In `megatron-ds`, we have scripts to run DeepSpeed ZeRO-Offload and ZeRO-Infinity. **Note that** for ZeRO, the default NVMe path is `/dev/mdinf`. So, before running the scripts, please create a RAID and mount it there.

Please refer to the scripts in `run_offload_8b.sh`, `run_inf_8b.sh` for Llama3-8B. Refer to `run_offload_granite.sh` and `run_inf_granite.sh` for IBM Granite.
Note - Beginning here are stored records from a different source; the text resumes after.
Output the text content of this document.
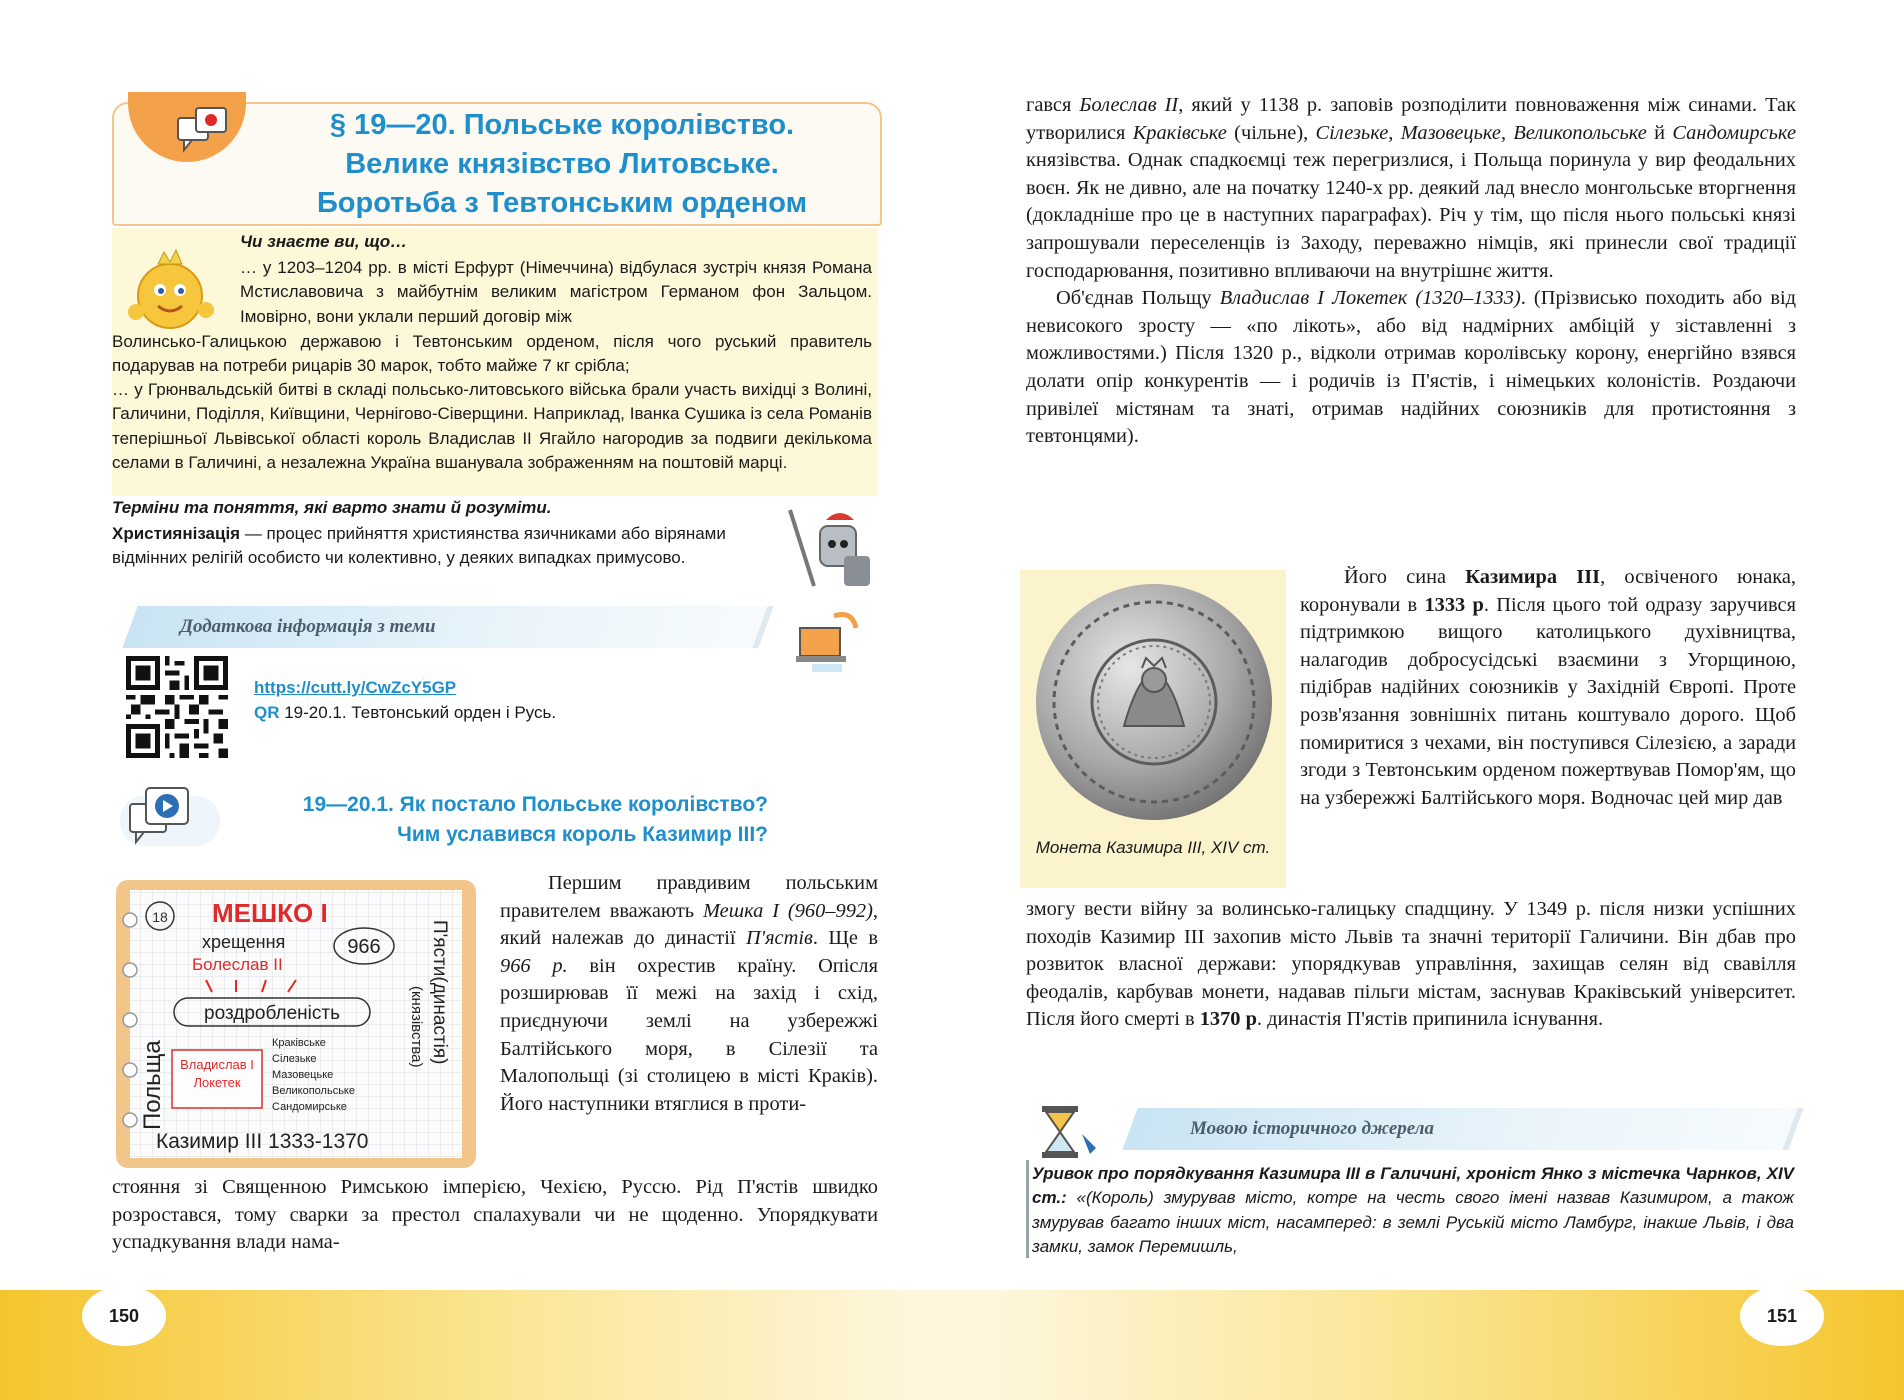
§ 19—20. Польське королівство.
Велике князівство Литовське.
Боротьба з Тевтонським орденом
Чи знаєте ви, що…
… у 1203–1204 рр. в місті Ерфурт (Німеччина) відбулася зустріч князя Романа Мстиславовича з майбутнім великим магістром Германом фон Зальцом. Імовірно, вони уклали перший договір між
Волинсько-Галицькою державою і Тевтонським орденом, після чого руський правитель подарував на потреби рицарів 30 марок, тобто майже 7 кг срібла;
… у Грюнвальдській битві в складі польсько-литовського війська брали участь вихідці з Волині, Галичини, Поділля, Київщини, Чернігово-Сіверщини. Наприклад, Іванка Сушика із села Романів теперішньої Львівської області король Владислав ІІ Ягайло нагородив за подвиги декількома селами в Галичині, а незалежна Україна вшанувала зображенням на поштовій марці.
Терміни та поняття, які варто знати й розуміти.
Християнізація — процес прийняття християнства язичниками або вірянами відмінних релігій особисто чи колективно, у деяких випадках примусово.
Додаткова інформація з теми
https://cutt.ly/CwZcY5GP
QR 19-20.1. Тевтонський орден і Русь.
19—20.1. Як постало Польське королівство?
Чим уславився король Казимир ІІІ?
18 МЕШКО I
хрещення	966
Болеслав ІІ
роздробленість
Краківське
Сілезьке
Мазовецьке
Великопольське
Сандомирське
Владислав І Локетек
Казимир ІІІ 1333-1370
Польща
П'ясти(династія)
(князівства)
Першим правдивим польським правителем вважають Мешка I (960–992), який належав до династії П'ястів. Ще в 966 р. він охрестив країну. Опісля розширював її межі на захід і схід, приєднуючи землі на узбережжі Балтійського моря, в Сілезії та Малопольщі (зі столицею в місті Краків). Його наступники втяглися в проти-
стояння зі Священною Римською імперією, Чехією, Руссю. Рід П'ястів швидко розростався, тому сварки за престол спалахували чи не щоденно. Упорядкувати успадкування влади нама-
гався Болеслав ІІ, який у 1138 р. заповів розподілити повноваження між синами. Так утворилися Краківське (чільне), Сілезьке, Мазовецьке, Великопольське й Сандомирське князівства. Однак спадкоємці теж перегризлися, і Польща поринула у вир феодальних воєн. Як не дивно, але на початку 1240-х рр. деякий лад внесло монгольське вторгнення (докладніше про це в наступних параграфах). Річ у тім, що після нього польські князі запрошували переселенців із Заходу, переважно німців, які принесли свої традиції господарювання, позитивно впливаючи на внутрішнє життя.
Об'єднав Польщу Владислав I Локетек (1320–1333). (Прізвисько походить або від невисокого зросту — «по лікоть», або від надмірних амбіцій у зіставленні з можливостями.) Після 1320 р., відколи отримав королівську корону, енергійно взявся долати опір конкурентів — і родичів із П'ястів, і німецьких колоністів. Роздаючи привілеї містянам та знаті, отримав надійних союзників для протистояння з тевтонцями).
Монета Казимира ІІІ, XIV ст.
Його сина Казимира ІІІ, освіченого юнака, коронували в 1333 р. Після цього той одразу заручився підтримкою вищого католицького духівництва, налагодив добросусідські взаємини з Угорщиною, підібрав надійних союзників у Західній Європі. Проте розв'язання зовнішніх питань коштувало дорого. Щоб помиритися з чехами, він поступився Сілезією, а заради згоди з Тевтонським орденом пожертвував Помор'ям, що на узбережжі Балтійського моря. Водночас цей мир дав
змогу вести війну за волинсько-галицьку спадщину. У 1349 р. після низки успішних походів Казимир ІІІ захопив місто Львів та значні території Галичини. Він дбав про розвиток власної держави: упорядкував управління, захищав селян від свавілля феодалів, карбував монети, надавав пільги містам, заснував Краківський університет. Після його смерті в 1370 р. династія П'ястів припинила існування.
Мовою історичного джерела
Уривок про порядкування Казимира ІІІ в Галичині, хроніст Янко з містечка Чарнков, XIV ст.: «(Король) змурував місто, котре на честь свого імені назвав Казимиром, а також змурував багато інших міст, насамперед: в землі Руській місто Ламбург, інакше Львів, і два замки, замок Перемишль,
150	151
Refer to `run_inf_70b.sh` for Llama3-70B.

### Traces and Data in Our Experiments

1. TeraIO.

   The tensor lifetime information is stored in `teraio-algorithm/data_${TEST_CONF_NAME}`. Accordingly, since our experiments use 2 GPUs, the generated migration plans are located in `teraio-algorithm/results/torchtitan_0_${TEST_CONF_NAME}` and `teraio-algorithm/results/torchtitan_1_${TEST_CONF_NAME}`. Due to limited space of the supplemental material, we only show a few traces.

   The traces collected during our experiments are stored in `torchtitan/logs`, while the logs for the ideal cases of different configurations are located in `torchtitan/logs_ideal`.

2. ZeRO-Offload and ZeRO-Infinity.

   The data we collected for ZeRO-Infinity and ZeRO-Offload is in `megatron-ds\numbers_inf_{model_name}` and `megatron-ds\numbers_offload_{model_name}`, respectively.